These general purpose interim financial statements for the half year reporting period ended 31 December 2018 have been prepared in accordance with requirements of the Corporations Act 2001 and Australian Accounting Standard AASB 134: Interim Financial Reporting. The Group is a for-profit entity for financial reporting purposes under Australian Accounting Standards. This interim financial report is intended to provide users with an update on the latest annual financial statements of Redbank Copper Limited (the “Company”) and its controlled entities (referred to as the "consolidated Group" or "Group"). As such, it does not contain information that represents relatively insignificant changes occurring during the half year within the Group. It is therefore recommended that this financial report be read in conjunction with the annual financial statements of the Group for the year ended 30 June 2018, together with any public announcements made during the half year ended 31 December 2018.

(b) Basis of Preparation

The condensed consolidated financial statements have been prepared on the basis of historical cost, except, were applicable, for the revaluation of certain non-current assets and financial instruments. Cost is based on the fair values of the consideration given in exchange for assets. All amounts are presented in Australian dollars, unless otherwise noted. The accounting policies and methods of computation adopted in the preparation of the interim financial report are consistent with those adopted and disclosed in the Group’s 2018 annual financial report for the financial year ended 30 June 2018 except as listed below. These accounting policies are consistent with Australian Accounting Standards and with International Financial Reporting Standards. Significant accounting judgments and key estimates The preparation of the interim financial report requires management to make judgments, estimates and assumptions that affect the application of accounting policies and the reported amounts of assets, liabilities, income and expense. Actual results may differ from these estimates.

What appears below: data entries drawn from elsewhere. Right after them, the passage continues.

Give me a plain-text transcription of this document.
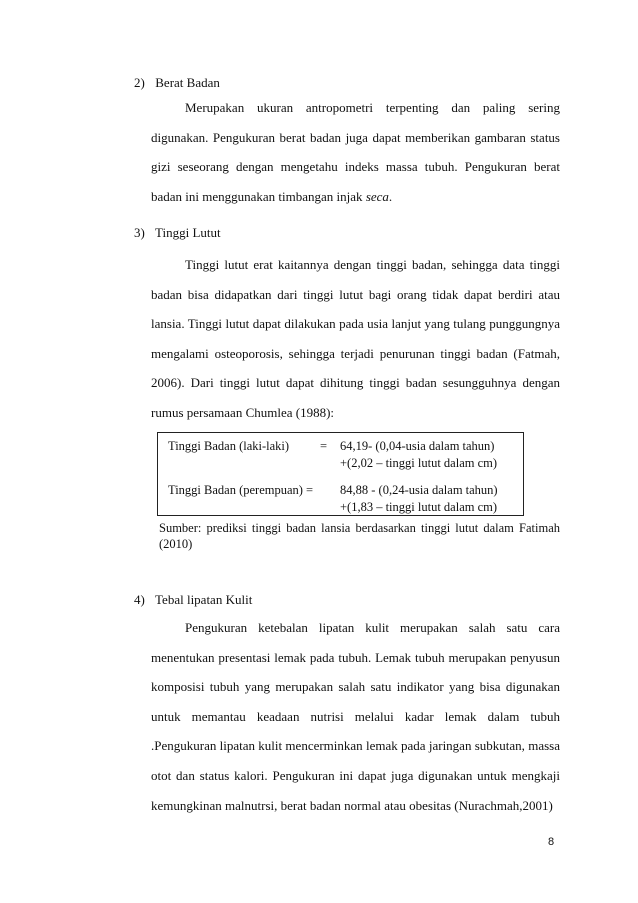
2) Berat Badan

Merupakan ukuran antropometri terpenting dan paling sering digunakan. Pengukuran berat badan juga dapat memberikan gambaran status gizi seseorang dengan mengetahu indeks massa tubuh. Pengukuran berat badan ini menggunakan timbangan injak seca.

3) Tinggi Lutut

Tinggi lutut erat kaitannya dengan tinggi badan, sehingga data tinggi badan bisa didapatkan dari tinggi lutut bagi orang tidak dapat berdiri atau lansia. Tinggi lutut dapat dilakukan pada usia lanjut yang tulang punggungnya mengalami osteoporosis, sehingga terjadi penurunan tinggi badan (Fatmah, 2006). Dari tinggi lutut dapat dihitung tinggi badan sesungguhnya dengan rumus persamaan Chumlea (1988):

Tinggi Badan (laki-laki) = 64,19- (0,04-usia dalam tahun)
+(2,02 – tinggi lutut dalam cm)
Tinggi Badan (perempuan) =	84,88 - (0,24-usia dalam tahun)
+(1,83 – tinggi lutut dalam cm)

Sumber: prediksi tinggi badan lansia berdasarkan tinggi lutut dalam Fatimah (2010)

4) Tebal lipatan Kulit

Pengukuran ketebalan lipatan kulit merupakan salah satu cara menentukan presentasi lemak pada tubuh. Lemak tubuh merupakan penyusun komposisi tubuh yang merupakan salah satu indikator yang bisa digunakan untuk memantau keadaan nutrisi melalui kadar lemak dalam tubuh .Pengukuran lipatan kulit mencerminkan lemak pada jaringan subkutan, massa otot dan status kalori. Pengukuran ini dapat juga digunakan untuk mengkaji kemungkinan malnutrsi, berat badan normal atau obesitas (Nurachmah,2001)

8
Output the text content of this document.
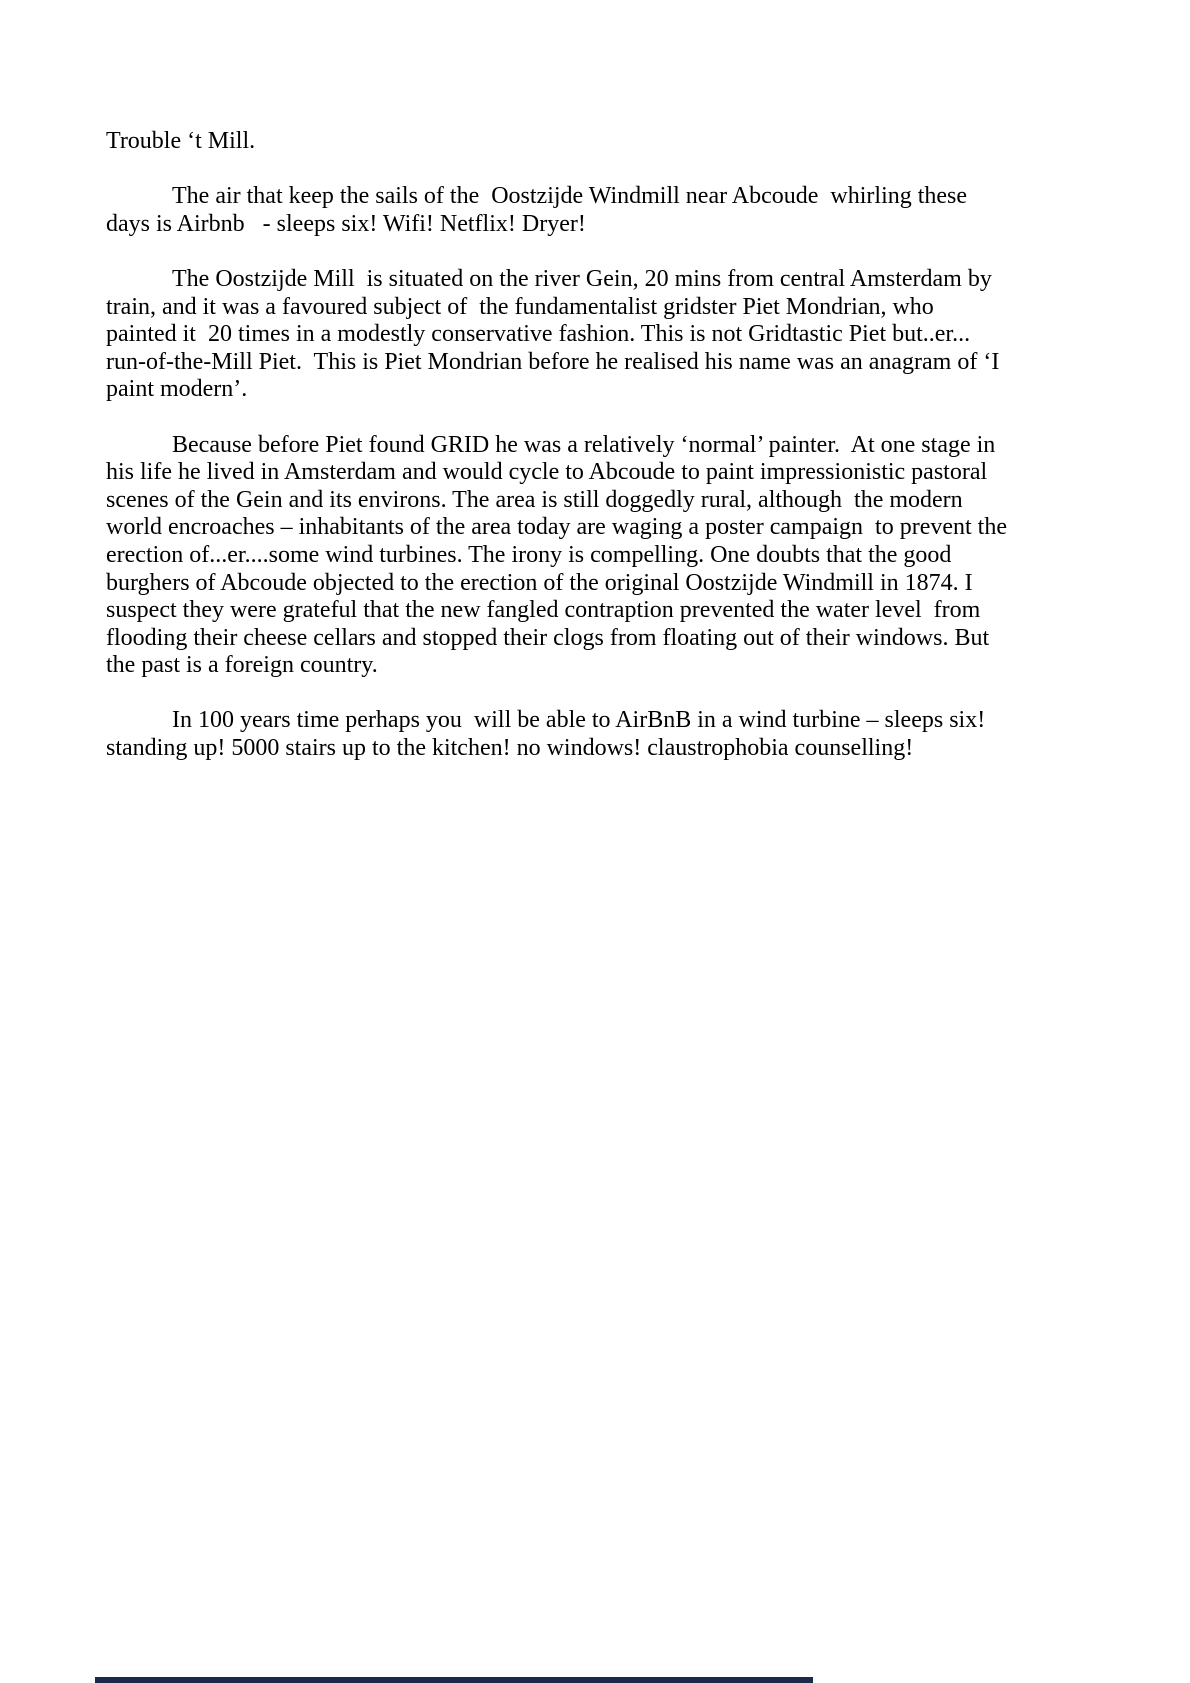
Trouble ‘t Mill.

The air that keep the sails of the  Oostzijde Windmill near Abcoude  whirling these days is Airbnb   - sleeps six! Wifi! Netflix! Dryer!

The Oostzijde Mill  is situated on the river Gein, 20 mins from central Amsterdam by train, and it was a favoured subject of  the fundamentalist gridster Piet Mondrian, who painted it  20 times in a modestly conservative fashion. This is not Gridtastic Piet but..er... run-of-the-Mill Piet.  This is Piet Mondrian before he realised his name was an anagram of ‘I paint modern’.

Because before Piet found GRID he was a relatively ‘normal’ painter.  At one stage in his life he lived in Amsterdam and would cycle to Abcoude to paint impressionistic pastoral scenes of the Gein and its environs. The area is still doggedly rural, although  the modern world encroaches – inhabitants of the area today are waging a poster campaign  to prevent the erection of...er....some wind turbines. The irony is compelling. One doubts that the good burghers of Abcoude objected to the erection of the original Oostzijde Windmill in 1874. I suspect they were grateful that the new fangled contraption prevented the water level  from flooding their cheese cellars and stopped their clogs from floating out of their windows. But the past is a foreign country.

In 100 years time perhaps you  will be able to AirBnB in a wind turbine – sleeps six! standing up! 5000 stairs up to the kitchen! no windows! claustrophobia counselling!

In the process of applying the Group’s accounting policies, management has made the following significant accounting judgements and estimates in relation to exploration and evaluation: Exploration and evaluation Exploration and evaluation expenditure is carried forward on the basis that exploration and evaluation activities have not yet reached a stage which permits reasonable assessment of the existence or otherwise of economically recoverable reserves and active and significant operations in relation to the area are continuing. In the event that significant operations cease and/or economically recoverable resources are not assessed as being present, this expenditure will be expensed to the income statement. In preparing this interim financial report, the significant judgments made by management in applying the Group’s accounting policies and the key sources of estimation uncertainty were the same as those that applied to the consolidated financial report for the year ended 30 June 2018. The board recommended a write off of all exploration and evaluation costs. Changes in accounting policy

A number of new or amended standards became applicable for the current reporting period for which the Group has adopted

• AASB 15 Revenue from Contracts with Customers; and

• AASB 9 Financial Instruments

The new accounting policies are disclosed below. There is no impact on the Group for the period ended 31 December 2018.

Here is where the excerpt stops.